Background: Previous research has consistently shown the significant difference in outcome between cancerous and non-cancerous patients with coronavirus disease 2019 (COVID-19). However, no studies have compared the clinical manifestation of COVID-19 in hematologic cancers patients and solid cancers patients. Therefore, we analyzed the outcome of COVID-19 patients with hematological cancer and primary solid cancer worldwide through a meta-analysis and systematic review. Methods: This meta-analysis and systematic review included English language articles published between December 2019 – January 2021 from Pubmed and Google Scholar. The Newcastle Ottawa Score was used to assess the quality and bias of included studies. The outcome measures were case-fatality rate and critical care events for COVID-19 patients with cancer and comorbidities.
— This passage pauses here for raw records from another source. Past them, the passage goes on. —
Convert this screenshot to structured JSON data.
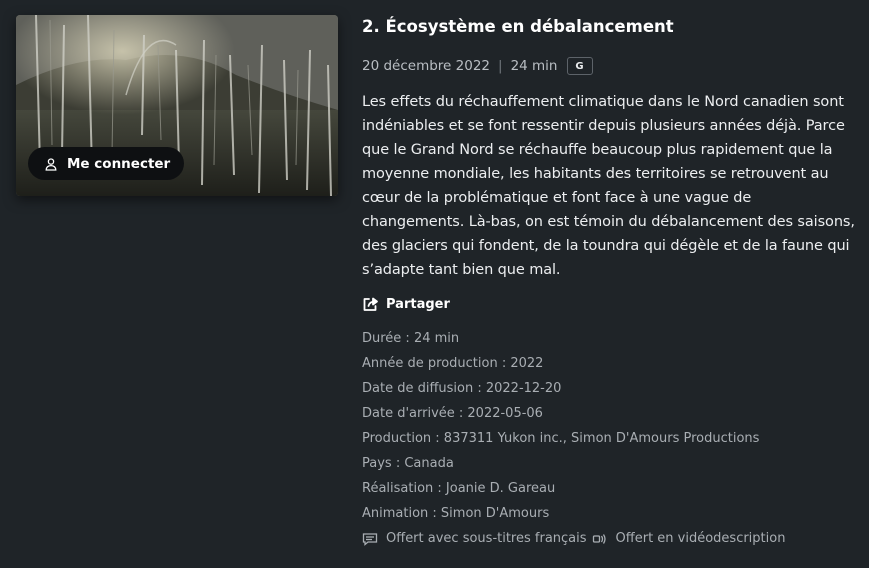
{
  "thumbnail": {
    "connect_label": "Me connecter",
    "connect_icon": "user-icon"
  },
  "episode": {
    "title": "2. Écosystème en débalancement",
    "date": "20 décembre 2022",
    "separator": "|",
    "duration": "24 min",
    "rating": "G",
    "description": "Les effets du réchauffement climatique dans le Nord canadien sont indéniables et se font ressentir depuis plusieurs années déjà. Parce que le Grand Nord se réchauffe beaucoup plus rapidement que la moyenne mondiale, les habitants des territoires se retrouvent au cœur de la problématique et font face à une vague de changements. Là-bas, on est témoin du débalancement des saisons, des glaciers qui fondent, de la toundra qui dégèle et de la faune qui s’adapte tant bien que mal."
  },
  "share": {
    "label": "Partager",
    "icon": "share-icon"
  },
  "facts": [
    "Durée : 24 min",
    "Année de production : 2022",
    "Date de diffusion : 2022-12-20",
    "Date d'arrivée : 2022-05-06",
    "Production : 837311 Yukon inc., Simon D'Amours Productions",
    "Pays : Canada",
    "Réalisation : Joanie D. Gareau",
    "Animation : Simon D'Amours"
  ],
  "offers": {
    "subtitles": "Offert avec sous-titres français",
    "subtitles_icon": "subtitles-icon",
    "audio_description": "Offert en vidéodescription",
    "audio_description_icon": "audio-description-icon"
  },
  "colors": {
    "background": "#1f2428",
    "text_primary": "#ffffff",
    "text_secondary": "#a9aeb3",
    "button_bg": "#0e1012"
  }
}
Results: The initial search found 8910 articles, of 20 were included in the analysis. Critical care events and mortality were higher in the hematological than primary solid cancer group (relative risk (RR)=1.22 & 1.65; p <0.001). Conversely, mortality was lower in patients with two or fewer comorbidities (RR=0.57; p<0.001) and patients under the 75-year-old group (RR=0.53; p< 0.05). Conclusions: Hematologic malignancy, age, and the number of comorbidities are predictor factors for worse prognosis in COVID-19 infection.